Jesús, en cambio, respeta nuestro ritmo. Jesús se apiada de nuestra miseria. La Iglesia madre lleva bajo sus alas a hijos sanos y enfermos, legítimos y adoptados, buenos y traviesos, mejores y peores, en el fondo todos menos o más pecadores... Ella ha visto pasar por sus familias y sus templos, su jerarquía y sus congregaciones, hombres y mujeres ejemplares, si, pero también atorrantes de la peor especie... Cuando alguno brilla especialmente, lo hacemos santo, y todos los demás, pecadores que somos, festejamos en una gran ceremonia, cantamos de alegría al cielo, y alabamos a Dios que, a pesar de todo, nos tiene por suyos y con paciencia nos espera y de vez en cuando produce un santo.
La creación de Dios, lenta, aunque poderosa y siempre adelante, está recién en marcha; el Reino ha comenzado, pero no terminado, ni pertenece a este mundo. No pidamos a este tiempo de construcción, de crecimiento, de germinación, lo que solo nos puede dar la casa terminada.
La locura del hombre pretende anticipar el paraíso a esta tierra. Pero buscando en la tierra una felicidad y plenitud que solo Dios nos puede dar en el cielo, el hombre se condena a la perpetua frustración, a la inquina, a la envidia, a la infelicidad y al resentimiento. Ni siquiera es capaz de apreciar y gozar las pequeñas felicidades que este mundo le depara.

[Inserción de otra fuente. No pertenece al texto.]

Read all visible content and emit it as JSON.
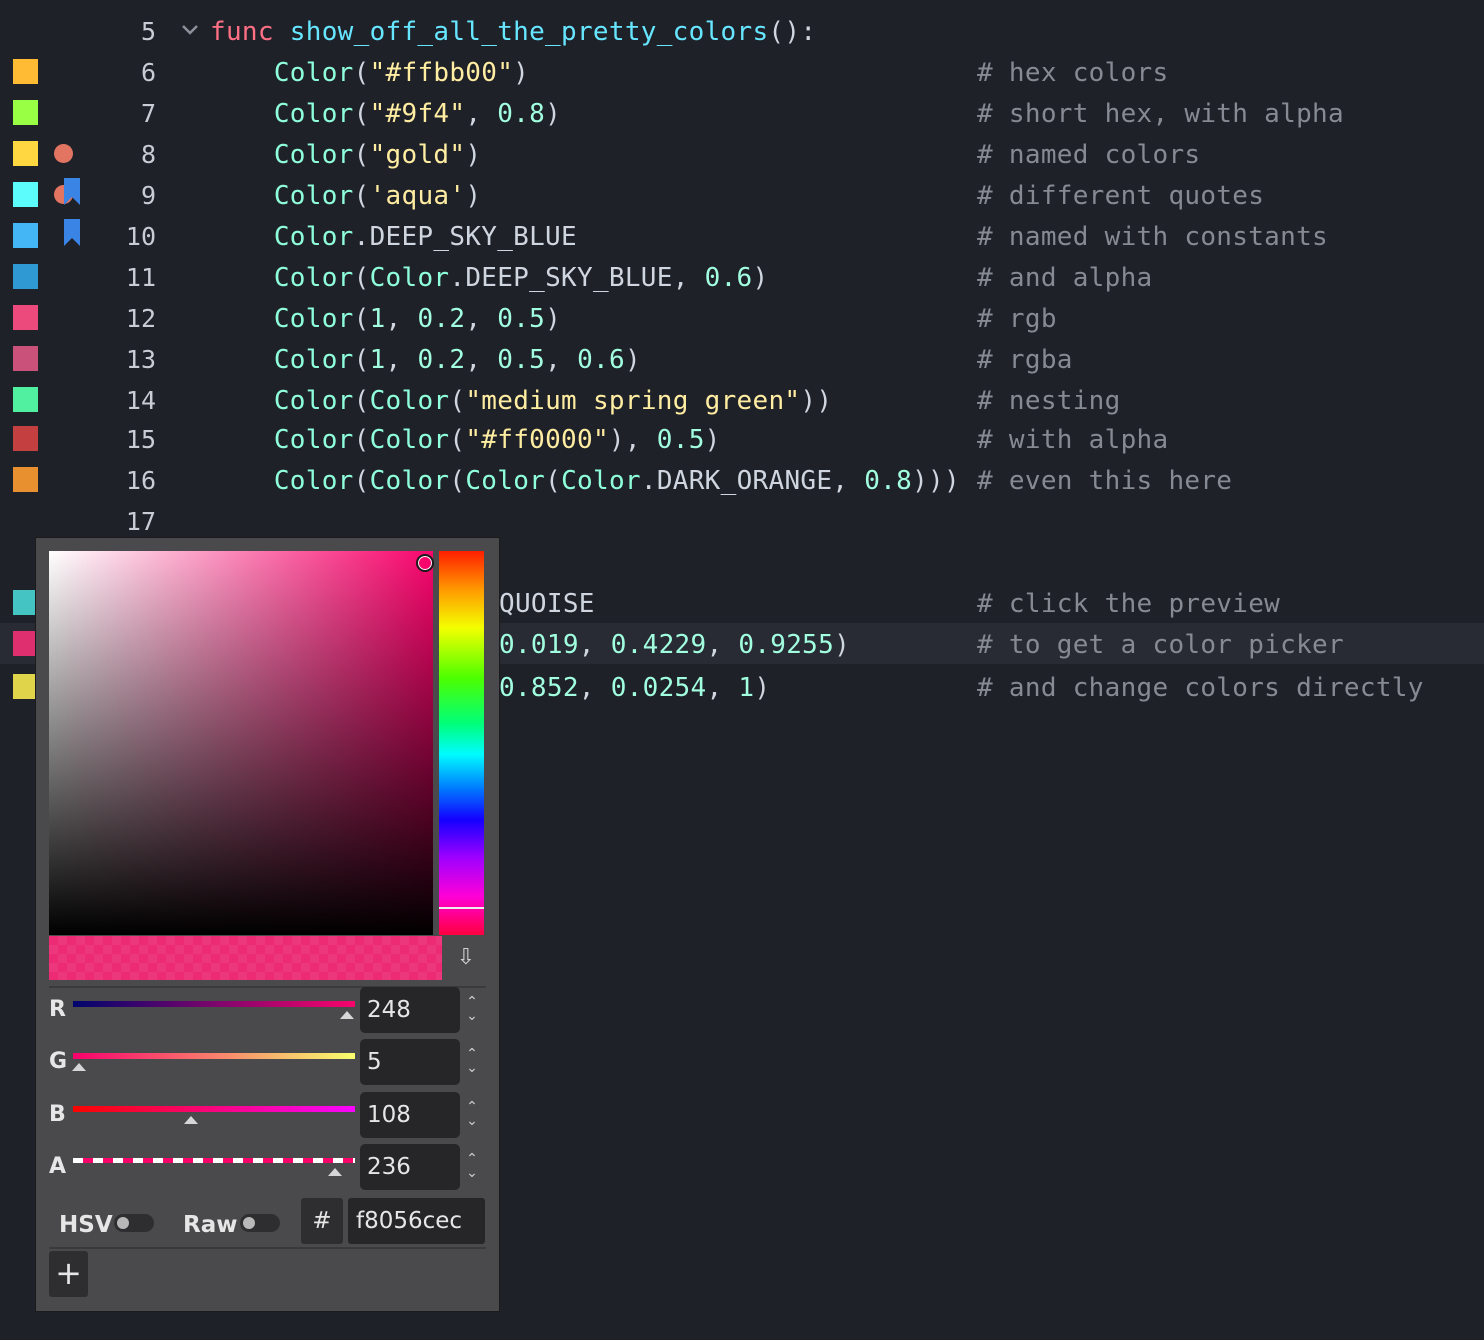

Por supuesto que el hombre puede mejorar muchas cosas en esta tierra, y a si mismo, y a aquellos que quiere, pero no en la apocalíptica de la guillotina y el paredón, de la tiranía o del masoquismo personal, de la crítica inmisericorde o del puritanismo victoriano, de la intransigencia revolucionaria o del purismo maniqueo, sino, en la pedagogía de Cristo, haciendo germinar lentamente la semilla de su palabra y sus sacramentos en nuestro corazón y el de nuestros semejantes, cuidando y regando nuestras semillas buenas; con dolor y arrepentimiento y propósito de enmienda, pero con paciencia, para con nuestros pecados y defectos, y los de los demás, esperando hasta el fin que nuestra cizaña y la de nuestro prójimo, aunque más no sea un segundo antes de la cosecha, quiera transformarse en radiante trigo, en robusta espiga cargada de grano, para la molienda final que nos transforme en hostia que Jesús consagre en la perpetua dicha de su Reino.